Greg Lauren portrait
Photo: Los Angeles Times
Nationality
American
Active Years
2011–present
Status
active
American 2011–present active

Greg Lauren was born on January 6, 1970, in New York City, into a family whose name is synonymous with a particular vision of American style — he is the nephew of Ralph Lauren, the son of Jerry Lauren, who served as head of men’s design at the Ralph Lauren Corporation for over forty years — and the weight of that inheritance is inseparable from the work he has produced, even though the work itself is an act of radical deconstruction that takes the Americana vocabulary his uncle codified and tears it apart at the seams. Lauren studied art history at Princeton, graduating in 1991, and spent the following two decades as a fine artist: painting nudes that sold for up to fifteen thousand dollars and were purchased by Renée Zellweger, Demi Moore, and Ben Stiller; creating a series of oil paintings called “Hero” that depicted superheroes in mundane domestic settings; and, most consequentially, producing “Alteration” — an exhibition of over forty life-size sculptures of iconic menswear garments hand-sewn from Japanese paper to replicate wool, cotton, and gabardine, each one deliberately frayed and wrinkled to suggest a history the garment had never actually lived. The paper garments were a rehearsal for everything that followed.

In February 2011, Lauren launched his eponymous fashion label at Barneys New York with a collection of deconstructed suits, field jackets, and tuxedos made from repurposed fabrics — military duffel bags, cashmere blankets, army surplus, vintage flannel — each piece assembled by hand in his Los Angeles studio with the patchwork logic of a quilter and the eye of a painter who treats a seam as a brushstroke. The signature piece was and remains the tent jacket, constructed from actual U.S. Army tents, a garment that literalizes the relationship between clothing and shelter in a way that recalls Kosuke Tsumura’s Final Home while operating at a price point — jackets retail from nineteen hundred to over four thousand dollars — that situates the proposition firmly within luxury rather than conceptual art.

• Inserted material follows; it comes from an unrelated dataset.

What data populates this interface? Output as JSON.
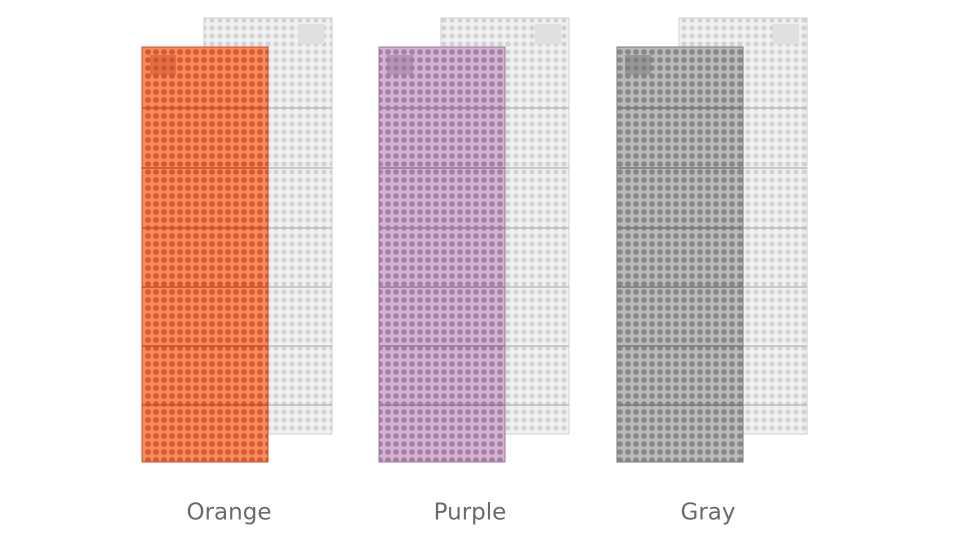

The production is almost entirely handmade. Lauren touches everything, occasionally going so far as to tear apart a near-complete piece to throw a patch over a rust stain or fill a gap that his eye identifies as compositionally incomplete. The garments are pieced together by Los Angeles-based quilters using post-consumer scraps and vintage materials, and the one-of-a-kind character of each piece is not a marketing conceit but a manufacturing reality — the variation in source materials means that no two jackets, no two shirts, no two patchwork trousers can be identical. This approach — zero-waste construction from reclaimed textiles, hand-distressing, artisanal assembly — aligns Lauren with the Japanese designers who have spent decades elevating reconstruction into a design philosophy. The comparison to Kapital’s boro-inspired denim, to Visvim’s hand-dyed indigo, to Junya Watanabe’s patchwork reconfigurations of American workwear is inevitable and earned: Lauren occupies the same conceptual territory, arrived at from the opposite direction, an American deconstructing the mythology that the Japanese designers have spent years reconstructing with reverence.

The relationship to Ralph Lauren is the question that every profile asks and that the work both answers and refuses to answer. The shared vocabulary is obvious — military surplus, Western wear, the worn-in textures of American heritage clothing — but where Ralph Lauren presents Americana as aspiration, as a vision of the good life rendered in cashmere and cavalry twill, Greg Lauren presents Americana as aftermath, as what remains after the vision has been disassembled and stitched back together with whatever materials survived. The distinction is not oppositional but generational: the uncle built the dream, the nephew lives in its ruins and finds beauty there.

Distribution has been concentrated in the institutions that recognize the territory between art and fashion: Barneys New York, Dover Street Market in London, New York, Tokyo, and Ginza — where Rei Kawakubo hosted an original Lauren installation — Bergdorf Goodman, Maxfield in Los Angeles, Isetan in Tokyo, Kith, 10 Corso Como Seoul, and L’Eclaireur in Paris. The brand is available in approximately forty stores worldwide, and the price positioning — ultra-luxury, justified by the labor hours visible in every seam — ensures that the audience remains small enough to sustain the artisanal model that makes the clothes possible. What Greg Lauren proved, beginning with paper sculptures in a Santa Monica gallery and continuing through a decade of hand-stitched tent jackets, is that destruction can be a form of design, that a garment’s history does not have to be real to be felt, and that the most interesting thing you can do with the American heritage vocabulary is take it apart and see what holds.